Deutsche Bank to close down its remaining IT operations in Russia
Deutsche Bank is winding down its remaining software technology centres in Moscow and St Petersburg as Germany’s largest lender ends two decades of heavy reliance on Russian IT expertise in the wake of the country’s invasion of Ukraine.
The Frankfurt-based bank has offered individual severance packages to the 500 IT experts still left on the payroll in Russia, people familiar with the matter told the Financial Times.
At the start of the war Deutsche Bank employed 1,500 people in its Russian technology centre, who were responsible for developing and maintaining software for its global trading business and main corporate banking system.
Last year, it quietly relocated some 700 of them to a new technology centre in Berlin. Those left have now been offered voluntary redundancy packages that can be taken up within half a year, the people said.
Deutsche Bank has not yet made the formal decision to completely shut down its IT operations in Russia but that step is considered a done deal internally, according to the people. However this will add more time on top of the six month redundancy window, they added.
“We continue to de-risk our operations in the Russia Technology Centre and have expanded the options available to our employees to include leaving by mutual agreement alongside relocation and remaining on the platform,” the bank said in a statement, adding that the process was “in full compliance with relevant Russian legislation”.
Deutsche Bank has relied on Russian IT expertise since 2001 and the division had become increasingly important over the past decade as the bank started a process of “nearshoring” IT capabilities closer to Germany to cut costs. Just before Russia invaded Ukraine in February last year, a quarter of its investment bank IT specialists worked in either Moscow or St Petersburg.

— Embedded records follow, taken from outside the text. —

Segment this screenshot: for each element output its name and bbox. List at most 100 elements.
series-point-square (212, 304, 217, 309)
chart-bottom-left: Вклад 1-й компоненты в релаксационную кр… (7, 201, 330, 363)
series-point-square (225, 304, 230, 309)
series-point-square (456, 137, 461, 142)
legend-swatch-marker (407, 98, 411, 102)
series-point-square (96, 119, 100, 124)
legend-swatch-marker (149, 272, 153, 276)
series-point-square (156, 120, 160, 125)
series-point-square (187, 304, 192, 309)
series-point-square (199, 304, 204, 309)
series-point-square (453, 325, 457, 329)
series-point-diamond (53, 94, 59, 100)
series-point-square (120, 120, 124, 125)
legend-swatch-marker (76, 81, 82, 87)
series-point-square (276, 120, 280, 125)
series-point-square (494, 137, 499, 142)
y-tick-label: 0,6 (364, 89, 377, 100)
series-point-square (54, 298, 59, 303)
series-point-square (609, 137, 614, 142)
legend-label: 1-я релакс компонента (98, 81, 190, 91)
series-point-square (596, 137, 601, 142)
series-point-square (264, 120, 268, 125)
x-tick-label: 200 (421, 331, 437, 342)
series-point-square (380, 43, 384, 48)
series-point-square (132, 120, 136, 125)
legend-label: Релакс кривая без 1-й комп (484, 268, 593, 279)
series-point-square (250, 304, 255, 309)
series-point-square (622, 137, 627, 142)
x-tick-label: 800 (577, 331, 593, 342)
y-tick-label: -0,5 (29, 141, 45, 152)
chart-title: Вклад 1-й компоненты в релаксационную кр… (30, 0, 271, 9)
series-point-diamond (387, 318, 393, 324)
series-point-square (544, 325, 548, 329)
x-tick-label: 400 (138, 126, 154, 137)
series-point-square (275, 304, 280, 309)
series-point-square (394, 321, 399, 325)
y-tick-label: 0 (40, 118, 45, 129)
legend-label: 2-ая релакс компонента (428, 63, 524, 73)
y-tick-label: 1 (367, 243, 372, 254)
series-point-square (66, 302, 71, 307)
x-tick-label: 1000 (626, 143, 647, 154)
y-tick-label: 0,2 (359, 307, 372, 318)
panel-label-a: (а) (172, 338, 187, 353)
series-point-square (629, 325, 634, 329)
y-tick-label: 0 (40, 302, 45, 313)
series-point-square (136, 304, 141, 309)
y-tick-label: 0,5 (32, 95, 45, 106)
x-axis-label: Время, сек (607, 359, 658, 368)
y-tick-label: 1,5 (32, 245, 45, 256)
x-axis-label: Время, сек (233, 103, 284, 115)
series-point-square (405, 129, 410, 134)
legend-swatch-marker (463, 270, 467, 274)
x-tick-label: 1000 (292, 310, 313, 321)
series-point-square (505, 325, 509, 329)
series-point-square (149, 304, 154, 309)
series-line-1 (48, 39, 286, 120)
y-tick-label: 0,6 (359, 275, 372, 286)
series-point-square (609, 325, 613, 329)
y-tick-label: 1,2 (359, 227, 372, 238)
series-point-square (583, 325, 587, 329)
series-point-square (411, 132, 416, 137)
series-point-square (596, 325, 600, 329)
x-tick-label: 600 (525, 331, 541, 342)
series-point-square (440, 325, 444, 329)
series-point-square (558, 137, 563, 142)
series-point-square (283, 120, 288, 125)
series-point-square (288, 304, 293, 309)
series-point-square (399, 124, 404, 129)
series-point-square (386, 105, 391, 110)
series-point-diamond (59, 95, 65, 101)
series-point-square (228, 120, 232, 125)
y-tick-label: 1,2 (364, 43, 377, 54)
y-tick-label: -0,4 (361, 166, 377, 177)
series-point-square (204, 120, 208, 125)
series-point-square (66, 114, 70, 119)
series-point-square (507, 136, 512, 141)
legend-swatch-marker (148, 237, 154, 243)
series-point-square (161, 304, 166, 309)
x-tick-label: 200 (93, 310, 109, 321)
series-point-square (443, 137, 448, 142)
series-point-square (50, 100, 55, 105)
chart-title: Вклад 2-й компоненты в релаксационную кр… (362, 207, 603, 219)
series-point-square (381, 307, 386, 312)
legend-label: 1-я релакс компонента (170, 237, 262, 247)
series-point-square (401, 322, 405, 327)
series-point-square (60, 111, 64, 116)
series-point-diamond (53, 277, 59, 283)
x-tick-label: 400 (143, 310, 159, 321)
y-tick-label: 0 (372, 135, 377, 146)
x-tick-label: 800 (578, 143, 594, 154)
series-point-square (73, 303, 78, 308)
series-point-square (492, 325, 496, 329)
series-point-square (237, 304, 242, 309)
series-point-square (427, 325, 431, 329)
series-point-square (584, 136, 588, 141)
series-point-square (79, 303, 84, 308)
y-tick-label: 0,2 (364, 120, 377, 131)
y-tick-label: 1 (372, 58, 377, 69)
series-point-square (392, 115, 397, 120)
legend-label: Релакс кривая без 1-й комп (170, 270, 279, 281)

The German group subsequently offered all its staff in Russia the option of transferring their jobs to Germany. Almost half of them took up the offer, and as many employees relocated with their partners and children, some 2,000 individuals moved.
Those left in Russia have been cut off from direct access to any Deutsche Bank IT systems, with their main task becoming “knowledge transfer” to colleagues outside of Russia. As this process is coming to a close, and with western sanctions against limiting the availability of software in the country, the bank now wants to shed its remaining staff in Russia over the coming six months.
Deutsche Bank last year cut its net loan exposure to Russia by 36 per cent to €379mn and said that it “remains committed to further exposure reductions”. The group had already closed large parts of its investment banking activities in the country after it was fined hundreds of millions of euros by global regulators for conducting so-called mirror trades that helped launder $10bn out of Russia between 2011 and 2014.